Featured Article: Available for free download (http://ajplung.physiology.org/) even by those with no subscription to APS journals
Kelly S Schweitzer , Steven X Chen , Sarah Law , Mary J Van Demark , Christophe Poirier , Matthew J Justice , Walter C Hubbard , Elena S Kim , Xianyin Lai , Mu Wang , William D. Kranz, Clinton J. Carroll , Bruce D. Ray , Robert Bittman , John Goodpaster , Irina Petrache
American Journal of Physiology - Lung Cellular and Molecular Physiology Published 15 May 2015 Vol. no. , DOI: 10.1152/ajplung.00411.2014
It is well known that cigarette smoking is the primary cause of chronic obstructive lung disease and contributes to the development of atherosclerosis and cardiovascular disease. During the last two years, AJP-Lung has published about 60 papers documenting the potential mechanisms by which cigarette smoke damage every components of the respiratory system by a variety of mechanisms (PubMed search: Am J Physiol Lung Cell Mol Physiol. AND cigarette smoke AND (2012 OR 2013 OR 2014 OR 2015). The classical studies of Church and Pryor (see Environ Health Perspect. 1985 Dec; 64: 111–126) showed that the vapor phase of cigarette smoke contains a large number of highly reactive oxygen, nitrogen and carbon centered radicals (generated by the combustion of tobacco leaves; Indoor Air. 2005 Apr;15(2):135-40.) while the tar phase contains quinone/hydroquinone which is capable of reducing oxygen to generate reactive oxygen and nitrogen species.
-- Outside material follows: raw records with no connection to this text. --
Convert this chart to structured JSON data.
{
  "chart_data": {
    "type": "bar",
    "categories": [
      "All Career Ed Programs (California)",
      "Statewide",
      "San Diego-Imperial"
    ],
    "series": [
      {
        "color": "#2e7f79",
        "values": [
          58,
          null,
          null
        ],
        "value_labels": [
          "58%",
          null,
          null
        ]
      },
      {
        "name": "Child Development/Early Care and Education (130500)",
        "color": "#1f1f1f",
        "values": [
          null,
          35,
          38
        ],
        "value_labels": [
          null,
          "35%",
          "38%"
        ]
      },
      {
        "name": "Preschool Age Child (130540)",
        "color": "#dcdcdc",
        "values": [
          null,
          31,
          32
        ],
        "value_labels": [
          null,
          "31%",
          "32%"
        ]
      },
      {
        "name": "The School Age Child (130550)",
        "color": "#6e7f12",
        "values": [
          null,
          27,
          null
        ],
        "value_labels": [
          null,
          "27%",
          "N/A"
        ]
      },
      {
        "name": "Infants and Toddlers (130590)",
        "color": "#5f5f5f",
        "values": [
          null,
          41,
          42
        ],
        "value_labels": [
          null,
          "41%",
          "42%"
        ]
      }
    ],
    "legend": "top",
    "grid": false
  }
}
In addition cigarette smoke contains a mixture of more than 5,000 toxic chemicals, including nicotine and acrolein; Int J Environ Res Public Health. 2011 Feb; 8(2): 613–628).
However, the possible hazards of electronic-cigarette smoke have not been documented. A lot of young people, enamored with the electronic age, are frequent smokers of e-cigarettes which were thought to be less harmful than regular cigarettes of even safe. Dr. Petrache’s (an Associate Editor of AJP-Lung) and her colleagues demonstrate that e-cigarette smoke damages not only epithelial cell (the first cells to come into contact with the injurious agents in smoke) but also endothelial cells causing decreased resistance of the endothelial barrier, increased permeability and lung inflammation. Although nicotine was responsible for the lion’ share of this injury (independent of its ability to generate reactive intermediates), even nicotine free e-smoke could cause significant injury due to the presence of other damaging compounds including acrolein. The investigators proceeded in identifying the signaling events associated with an increase in endothelial permeability which are succinctly summarized in Figure 8 of their article (please read the article for the whole story). Furthermore, they showed that enhancement of S1P1 (sphingosine-1 phosphate) lung levels prevented the deleterious effects of e-smoke most likely by reinforcing the tethering forces holding the endothelial cells together.
Clearly a lot more work has to be done to document the long term effects of e-cigarette smoke on the development of chronic lung and cardiovascular disease. However, it is safe to say that this article clearly demonstrates that e-cigarette smoke is not safe.